Over the last few weeks, the Mazda3 has been an interesting companion.
I took the keys after the car returned from its tyre rotation just after the 6000 mile point, and the odometer has now rolled over to 10500.
I’d been driving it just over a week when I spotted a problem – the speakers on the drivers side would randomly cut out for a few seconds at a time. There appeared to be no pattern to this, with the problem occurring on FM, iPod or Bluetooth modes.
A few days later, our local Mazda dealer duly collected the car from us, and checked all the systems and wiring, before calling at 2pm to let us know they couldn’t find anything wrong. They did, however, have a suggestion – that the sat nav was to blame.

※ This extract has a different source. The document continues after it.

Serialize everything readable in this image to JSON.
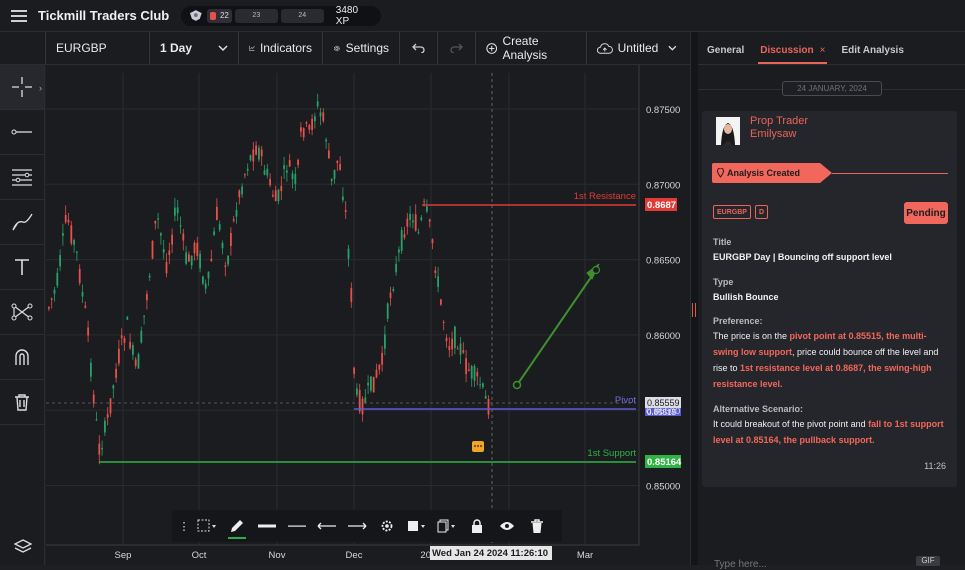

I’m not a fan of voiced directions, so tend to mute them as soon as I hop in. In the 3, muting the sat-nav isn’t possible, so I just turned the volume of navigation down to 0. The system doesn’t realise that you’ve done this, so still mutes the right hand side as if it were giving directions.
It makes more sense when you know the root of the problem, but seems an odd way of doing it nonetheless. The fact that all volumes on navigation and music are controlled independently still leads to some confusion – pausing the music or muting it entirely would be a much preferred option.
And while I’m on the subject of in car entertainment, the Mazda’s 7-inch screen is also another source of confusion. It’s billed as a touch screen, but only certain screens and areas will react to a prod.
Instead, the BMW-style wheel near the handbrake acts as a controller – and also avoids mucky fingerprints on the display. I’m yet to be convinced that a touchscreen is as easy to use as a physical interface – once you get used to the wheel, it’s quite intuitive.